L’Affaire Thomas Crown, 9 semaines ½, Une nuit en enfer : Leçons de séduction
Une « raison de vivre » ? Des raisons de revivre…
Trois actrices, trois esthétiques,
trois décennies, trois scènes célèbres, aussi : L’Affaire Thomas Crown
(Jewison, 1968), 9 semaines ½ (Lyne, 1986), Une nuit en
enfer
(Rodriguez, 1996) constituent ainsi une apocryphe trilogie, où il ne s’agit
jamais, en réalité, contrairement à l’évidence des apparences, de susciter le
désir sexué, masculin, mis en abyme, mais de s’amuser avec, en trio de duos
dotés d’un féminisme soft, en
instants très divertissants, où les femmes affables, au propre et au figuré « mènent
la danse », sinon la partie, bien sûr d’échecs, « contre, tout contre »,
affirme la fausse misogynie de Guitry, des mecs aussitôt émerveillés,
énamourés, rendus muets, spectateurs au carré d’un beau numéro ni maso ni
phallo. N’en déplaise aux adeptes déplaisantes du « male gaze »,
l’infaillible Faye, la callipyge Kim, la souple Selma ne simulent des muses
obtuses, des silhouettes suspectes, sexualisées, instrumentalisées, le « deuxième
sexe » au cinéma tu exploiteras, mon fils cinéphile, OK, Kipling ? Ce qui se joue sur la scène cosy, domestique, en public, excède l’anathème, l’onanisme à thème,
relève de la mise en scène, de personnages, pas de personnes. En Européen « bon
teint », on peut certes regretter cette invisibilité causée par une
survisibilité, philosophie phénoménologique de La Lettre volée, plutôt
pas encore trouvée, du policier Poe, ou de l’imagerie « interdite aux
mineurs » néanmoins mateurs. Puisque le corps disparaît, par la
focalisation effacé, par sa représentation normée remplacé, apparaissent à sa
place la complicité, la réciprocité. Sans une seconde remettre en cause les
performances parfaites de Mesdames Dunaway, Basinger, Hayek, il nous faut tirer
notre chapeau – tu peux le garder, bébé, accorde Cocker – à Messieurs McQueen,
Rourke, Tarantino, grâce à la grâce et au silence éloquent desquels le show fonctionne, d’ailleurs applaudi
comme il convient par le comparse Clooney, « who else? », en effet.

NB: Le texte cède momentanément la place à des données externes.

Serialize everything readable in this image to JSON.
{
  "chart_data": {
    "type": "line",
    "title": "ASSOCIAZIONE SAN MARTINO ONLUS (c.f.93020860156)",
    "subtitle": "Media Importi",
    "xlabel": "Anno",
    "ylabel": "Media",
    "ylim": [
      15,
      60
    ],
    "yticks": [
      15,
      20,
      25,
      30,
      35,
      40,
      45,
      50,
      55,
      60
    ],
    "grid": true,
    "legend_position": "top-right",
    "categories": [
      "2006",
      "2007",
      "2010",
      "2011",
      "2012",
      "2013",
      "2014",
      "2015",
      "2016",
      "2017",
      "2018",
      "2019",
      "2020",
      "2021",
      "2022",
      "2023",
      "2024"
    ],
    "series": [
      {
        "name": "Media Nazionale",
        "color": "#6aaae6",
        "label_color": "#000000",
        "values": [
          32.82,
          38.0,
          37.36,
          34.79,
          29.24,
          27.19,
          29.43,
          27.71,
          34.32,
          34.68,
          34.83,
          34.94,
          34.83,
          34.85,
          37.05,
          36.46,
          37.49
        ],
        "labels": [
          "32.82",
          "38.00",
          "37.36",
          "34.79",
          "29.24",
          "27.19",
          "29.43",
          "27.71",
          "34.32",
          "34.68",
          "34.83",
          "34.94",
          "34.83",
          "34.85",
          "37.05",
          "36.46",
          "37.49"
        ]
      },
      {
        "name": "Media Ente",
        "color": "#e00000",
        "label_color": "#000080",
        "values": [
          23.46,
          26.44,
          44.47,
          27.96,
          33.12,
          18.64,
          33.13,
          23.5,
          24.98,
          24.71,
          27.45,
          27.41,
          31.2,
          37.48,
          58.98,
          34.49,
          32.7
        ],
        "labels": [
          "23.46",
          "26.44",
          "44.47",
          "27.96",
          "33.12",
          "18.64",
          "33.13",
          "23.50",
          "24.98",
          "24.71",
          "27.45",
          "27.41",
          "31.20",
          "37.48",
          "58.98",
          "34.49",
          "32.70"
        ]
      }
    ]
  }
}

Qu’elles subissent l’influence facile
du suggestif et du lyrisme des années 70, du clip à contre-jour des années 80,
du happening entre copains/complices
des années 90 ; qu’elles optent pour le stratégique, le chorégraphique,
l’acrobatique, les séquences sélectionnées, poétiques et politiques, ne se
préoccupent de sexualité, ne se soucient de sensualité, carburent au regard,
délestées du moindre désespoir. Les revisiter en 2021, temps clivant,
obligation à la con de choisir son camp mécontent, permet de mesurer l’écart, revient
vite en définitive à en saluer, voire célébrer, la tendresse, la drôlerie, la
courtoisie, réussites iconiques de cinéastes mésestimés (Jewison) ou guère
estimables (Lyne & Rodriguez). Joueuse malicieuse, à mauvais perdant
désarmant, embrassant, en travelling
tournant, colorant, vraie-fausse effeuilleuse à domicile et sur la terrasse
parmi les buildings, ah, le gant de Gilda
(Vidor, 1946), dorénavant autant blanc que son haut, que ses bas, pourquoi pas,
Lilith du Mexique, à python placide,
tout sauf féroce, cadrée au steadicam
sous le charme, Faye, Kim, Salma nous (re)font leur cinéma, sourient à leurs
partenaires ni puritains ni pervers, décident ou esquivent, après ces
remarquables et remarqués préliminaires, de « s’envoyer en l’air », à
leur convenance, en toute élégance. En dissidente, en coda, revoilà Salma,
rebaptisée Lola, cette fois devant la caméra du rejeton transi de Jacques Demy,
pardi, accomplissant à l’occasion de Americano (2011) une seconde danse
davantage de souffrance, acide, dépressive, en plan-séquence de fatigue envers
l’Amérique nordiste, on la comprend, on compatit, ému à la mise à nu pudique,
mélancolique, sous escorte accorte de la reprise d’un titre explicite de
Rufus Wainwright, voui, lui-même admiratif d’une fameuse Frida (Taymor, 2002), oh
là là, on n’en sort pas, on n’en finit pas, cf. les chères « enchères »,
régressives et ludiques, qu’en pense Linda (Fiorentino) ?, de Dogma
(Smith, 1999)…
« I lucci che traversiamo, sono archeologie della memoria, desideri sconosciuti, ricordi proibiti d’uno mondo scomparso. »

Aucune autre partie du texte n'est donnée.